What can’t we know? Wikipedia isn’t perfect, but it might be the best starting point in human history. If you’re confused by the Oregon Trail reference, they have 1,500 words to get you started. From there you’re one click away from learning even more about any of the game’s 20 real-life landmarks, or the Apple II computer we all played it on in elementary school libraries, or a list of 149 other educational video games, or anything.

What can’t we hear? Unless you’re a huge Peter Gabriel fan, the answer is virtually nothing. Subscriptions to Spotify, Apple Music, Tidal, and the like put a massive percentage of all recorded music at our fingertips. What can’t we watch? When I was a kid, going to our small South Knoxville video rental store was more or less going on a treasure hunt. Now not only can I stream almost anything on my phone, I can press a button and speak into my remote control, and in seconds it’s on my television screen. No one tells me I can’t watch it because the Thompsons down the street checked it out first.

We carry the world in our pockets. Even if some of us use it mainly to take pictures of ourselves.

I think about my phone, and then I think about my grandfather. He’s 92 years old and just moved to Knoxville to live with my parents after my grandmother passed away in October. Before then they lived on a farm in West Tennessee, which her declining health really confined them to for the last 15 years. But even before then, time stopped on that farm; they didn’t have a landline phone until this millennium.

My grandfather does not have a smartphone. And I’m not sure he’s very impressed when I try to show him how much I am. You know the soundtrack to Ken Burns’ Civil War documentary you loved? Here it is! When the conversation turns to our beloved Boston Celtics and he remembers how play-by-play announcer Johnny Most used to hate on the Detroit Pistons, I can reproduce that moment! And I anticipate him watching it and asking, “Good grief, what else can this magic box do?!” But he just laughs, and goes back to his day.

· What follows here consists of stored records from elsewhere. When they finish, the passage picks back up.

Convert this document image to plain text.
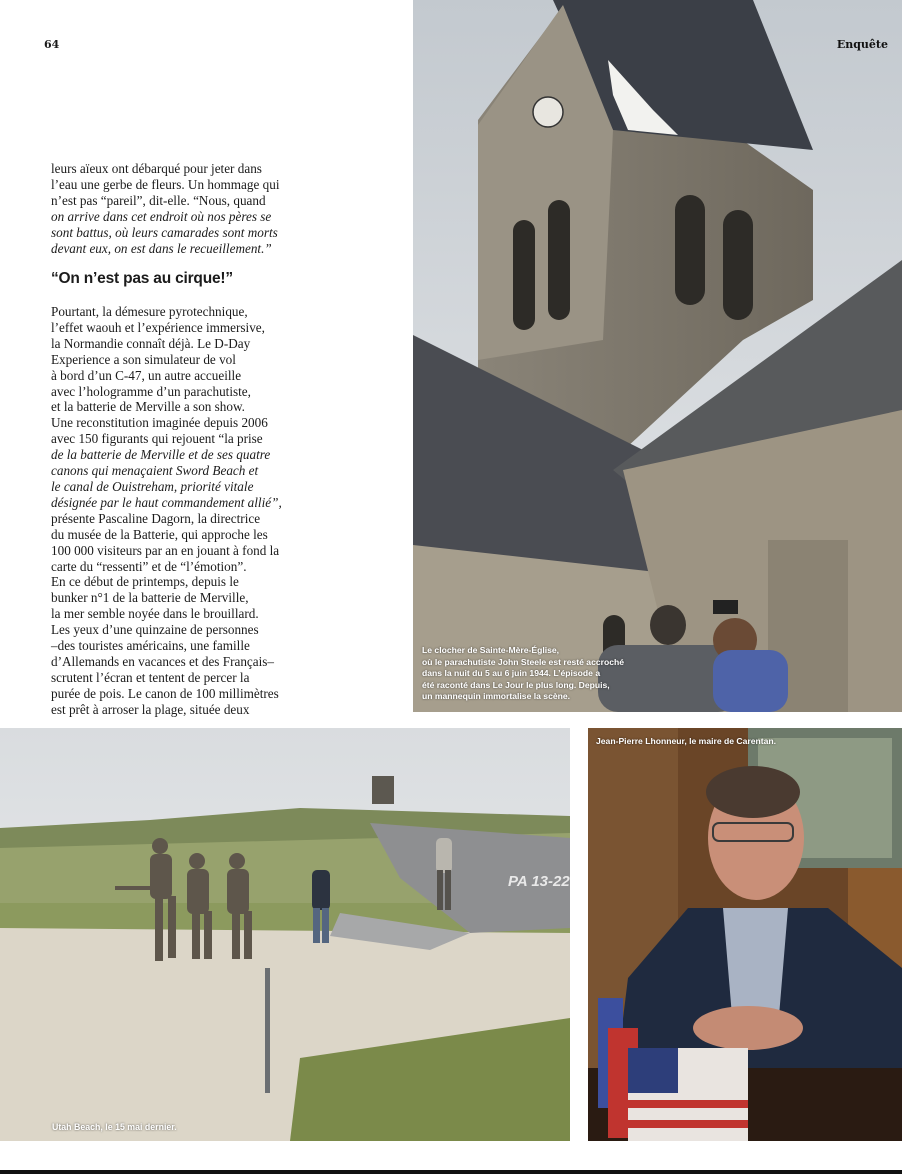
64
leurs aïeux ont débarqué pour jeter dans
l’eau une gerbe de fleurs. Un hommage qui
n’est pas “pareil”, dit-elle. “Nous, quand
on arrive dans cet endroit où nos pères se
sont battus, où leurs camarades sont morts
devant eux, on est dans le recueillement.”
“On n’est pas au cirque!”
Pourtant, la démesure pyrotechnique,
l’effet waouh et l’expérience immersive,
la Normandie connaît déjà. Le D-Day
Experience a son simulateur de vol
à bord d’un C-47, un autre accueille
avec l’hologramme d’un parachutiste,
et la batterie de Merville a son show.
Une reconstitution imaginée depuis 2006
avec 150 figurants qui rejouent “la prise
de la batterie de Merville et de ses quatre
canons qui menaçaient Sword Beach et
le canal de Ouistreham, priorité vitale
désignée par le haut commandement allié”,
présente Pascaline Dagorn, la directrice
du musée de la Batterie, qui approche les
100 000 visiteurs par an en jouant à fond la
carte du “ressenti” et de “l’émotion”.
En ce début de printemps, depuis le
bunker n°1 de la batterie de Merville,
la mer semble noyée dans le brouillard.
Les yeux d’une quinzaine de personnes
–des touristes américains, une famille
d’Allemands en vacances et des Français–
scrutent l’écran et tentent de percer la
purée de pois. Le canon de 100 millimètres
est prêt à arroser la plage, située deux
Le clocher de Sainte-Mère-Église,
où le parachutiste John Steele est resté accroché
dans la nuit du 5 au 6 juin 1944. L’épisode a
été raconté dans Le Jour le plus long. Depuis,
un mannequin immortalise la scène.
Enquête
PA 13-22
Utah Beach, le 15 mai dernier.
Jean-Pierre Lhonneur, le maire de Carentan.
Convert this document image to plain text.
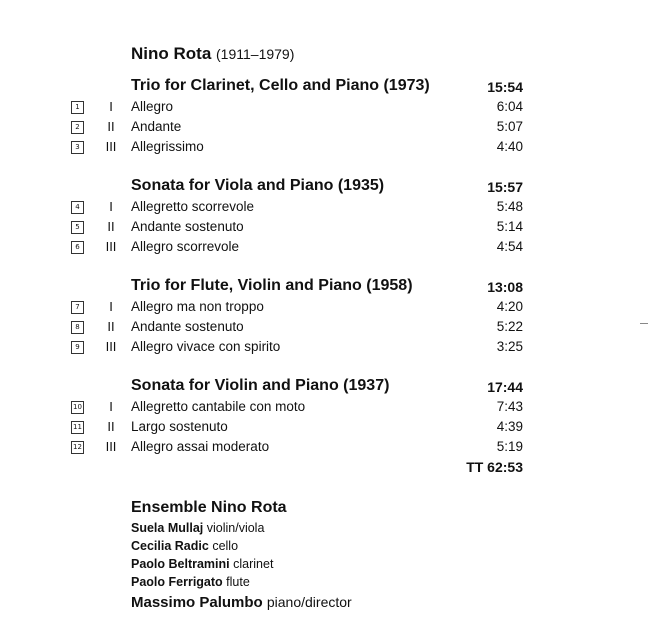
Nino Rota (1911–1979)
Trio for Clarinet, Cello and Piano (1973)	15:54
1	I	Allegro	6:04
2	II	Andante	5:07
3	III	Allegrissimo	4:40
Sonata for Viola and Piano (1935)	15:57
4	I	Allegretto scorrevole	5:48
5	II	Andante sostenuto	5:14
6	III	Allegro scorrevole	4:54
Trio for Flute, Violin and Piano (1958)	13:08
7	I	Allegro ma non troppo	4:20
8	II	Andante sostenuto	5:22
9	III	Allegro vivace con spirito	3:25
Sonata for Violin and Piano (1937)	17:44
10	I	Allegretto cantabile con moto	7:43
11	II	Largo sostenuto	4:39
12	III	Allegro assai moderato	5:19
TT 62:53
Ensemble Nino Rota
Suela Mullaj violin/viola
Cecilia Radic cello
Paolo Beltramini clarinet
Paolo Ferrigato flute
Massimo Palumbo piano/director
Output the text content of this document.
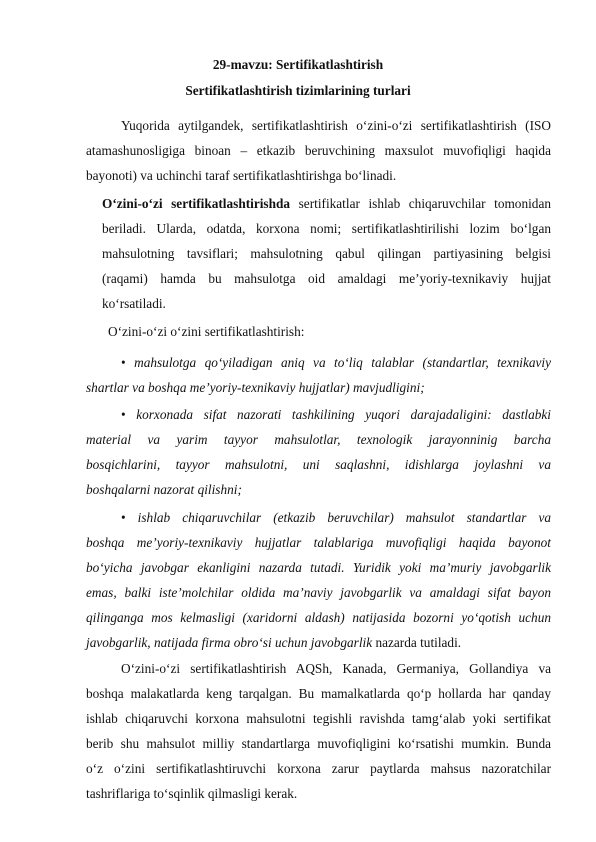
29-mavzu: Sertifikatlashtirish
Sertifikatlashtirish tizimlarining turlari
Yuqorida aytilgandek, sertifikatlashtirish o‘zini-o‘zi sertifikatlashtirish (ISO
atamashunosligiga binoan – etkazib beruvchining maxsulot muvofiqligi haqida
bayonoti) va uchinchi taraf sertifikatlashtirishga bo‘linadi.
O‘zini-o‘zi sertifikatlashtirishda sertifikatlar ishlab chiqaruvchilar tomonidan
beriladi. Ularda, odatda, korxona nomi; sertifikatlashtirilishi lozim bo‘lgan
mahsulotning tavsiflari; mahsulotning qabul qilingan partiyasining belgisi
(raqami) hamda bu mahsulotga oid amaldagi me’yoriy-texnikaviy hujjat
ko‘rsatiladi.
O‘zini-o‘zi o‘zini sertifikatlashtirish:
• mahsulotga qo‘yiladigan aniq va to‘liq talablar (standartlar, texnikaviy
shartlar va boshqa me’yoriy-texnikaviy hujjatlar) mavjudligini;
• korxonada sifat nazorati tashkilining yuqori darajadaligini: dastlabki
material va yarim tayyor mahsulotlar, texnologik jarayonninig barcha
bosqichlarini, tayyor mahsulotni, uni saqlashni, idishlarga joylashni va
boshqalarni nazorat qilishni;
• ishlab chiqaruvchilar (etkazib beruvchilar) mahsulot standartlar va
boshqa me’yoriy-texnikaviy hujjatlar talablariga muvofiqligi haqida bayonot
bo‘yicha javobgar ekanligini nazarda tutadi. Yuridik yoki ma’muriy javobgarlik
emas, balki iste’molchilar oldida ma’naviy javobgarlik va amaldagi sifat bayon
qilinganga mos kelmasligi (xaridorni aldash) natijasida bozorni yo‘qotish uchun
javobgarlik, natijada firma obro‘si uchun javobgarlik nazarda tutiladi.
O‘zini-o‘zi sertifikatlashtirish AQSh, Kanada, Germaniya, Gollandiya va
boshqa malakatlarda keng tarqalgan. Bu mamalkatlarda qo‘p hollarda har qanday
ishlab chiqaruvchi korxona mahsulotni tegishli ravishda tamg‘alab yoki sertifikat
berib shu mahsulot milliy standartlarga muvofiqligini ko‘rsatishi mumkin. Bunda
o‘z o‘zini sertifikatlashtiruvchi korxona zarur paytlarda mahsus nazoratchilar
tashriflariga to‘sqinlik qilmasligi kerak.
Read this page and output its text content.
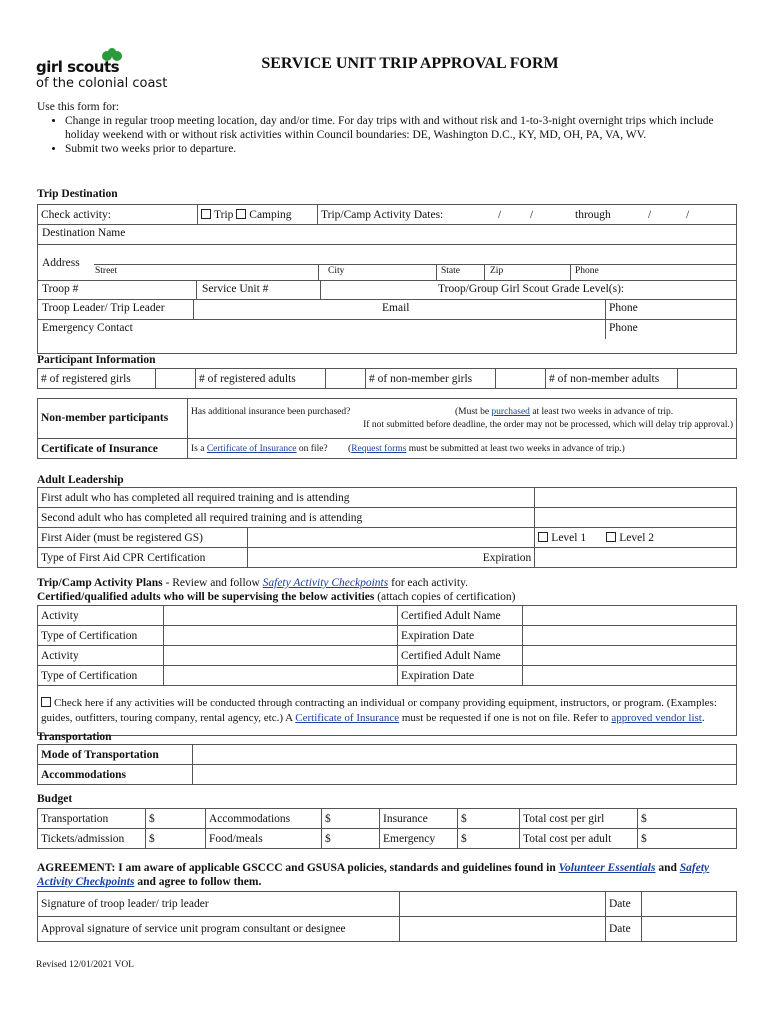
girl scouts
of the colonial coast
SERVICE UNIT TRIP APPROVAL FORM
Use this form for:
• Change in regular troop meeting location, day and/or time. For day trips with and without risk and 1-to-3-night overnight trips which include holiday weekend with or without risk activities within Council boundaries: DE, Washington D.C., KY, MD, OH, PA, VA, WV.
• Submit two weeks prior to departure.
Trip Destination
Check activity:	Trip Camping	Trip/Camp Activity Dates:	/	/	through	/	/
Destination Name
Address
Street	City	State	Zip	Phone
Troop #	Service Unit #	Troop/Group Girl Scout Grade Level(s):
Troop Leader/ Trip Leader	Email	Phone
Emergency Contact	Phone
Participant Information
# of registered girls		# of registered adults		# of non-member girls		# of non-member adults	
Non-member participants	Has additional insurance been purchased? (Must be purchased at least two weeks in advance of trip.
If not submitted before deadline, the order may not be processed, which will delay trip approval.)

Certificate of Insurance	Is a Certificate of Insurance on file? (Request forms must be submitted at least two weeks in advance of trip.)
Adult Leadership
First adult who has completed all required training and is attending		
Second adult who has completed all required training and is attending		
First Aider (must be registered GS)		Level 1 Level 2
Type of First Aid CPR Certification	Expiration	
Trip/Camp Activity Plans - Review and follow Safety Activity Checkpoints for each activity.
Certified/qualified adults who will be supervising the below activities (attach copies of certification)
Activity		Certified Adult Name	
Type of Certification		Expiration Date	
Activity		Certified Adult Name	
Type of Certification		Expiration Date	
Check here if any activities will be conducted through contracting an individual or company providing equipment, instructors, or program. (Examples: guides, outfitters, touring company, rental agency, etc.) A Certificate of Insurance must be requested if one is not on file. Refer to approved vendor list.			
Transportation
Mode of Transportation	
Accommodations	
Budget
Transportation	$	Accommodations	$	Insurance	$	Total cost per girl	$
Tickets/admission	$	Food/meals	$	Emergency	$	Total cost per adult	$
AGREEMENT: I am aware of applicable GSCCC and GSUSA policies, standards and guidelines found in Volunteer Essentials and Safety Activity Checkpoints and agree to follow them.
Signature of troop leader/ trip leader		Date	
Approval signature of service unit program consultant or designee		Date	
Revised 12/01/2021 VOL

It’s not that he can’t learn new tricks. Last week Alex and I took an afternoon and drove him all over Knoxville, stopping by places like Neyland Stadium he hadn’t seen in 30+ years. On our way down Kingston Pike my wife needed to make a quick stop, and I looked across the street and saw the hot light on. I asked him if he’d ever had a doughnut fresh off the line from Krispy Kreme.

He was far more impressed with that than my smartphone.

Jesus says the kingdom of heaven is like a mustard seed, like yeast. Small, yes. But also slow.

The kingdom is not like modern technology. Answers do not come in two swipes. It does not bend to our whims, and it does not adhere to our schedule. In our world fast is better than slow at almost every turn. In the kingdom of heaven, slow is the only way.

Slow, and hidden. That mustard seed will grow, but imperceptibly. Yeast disappears into the dough, but it will rise. The kingdom is not a microwave. But it does invite us to put our hands in: as Rachel Held Evans beautifully writes, “The stories of Jesus make more sense to folks with a little dirt and flour beneath their fingernails, folks who are patient.”

Slow, and steady. The kingdom makes us patient.

Patience is not about whether you can wait. Everyone has to wait, even if it’s only two seconds for a page on my phone to load. Patience is about whether you can wait well. And when those two seconds become three, we often leave the kingdom behind.

Patience is presence. It’s the kind of truth we’re confronted with at restaurants like those:  if I’m going to make this kind of investment, I don’t want to miss any of it. It’s like it’s become that you have to pay hundreds of dollars to pay attention.

And so of all these attributes, it is the way the kingdom makes us be present that is most valuable.

It’s there. Working its way through the dough of our lives, stretching beneath the soil. It calls for faith to believe, even when we can’t see it. And it cannot and will not be rushed. You can only be here.

In this way, with all I know and all the more my phone can tell me, faster than ever before…I’ve still got a lot to learn from my grandfather.

The kingdom of heaven is at hand. It cannot be hurried, but it is always present. And it invites us to be the same.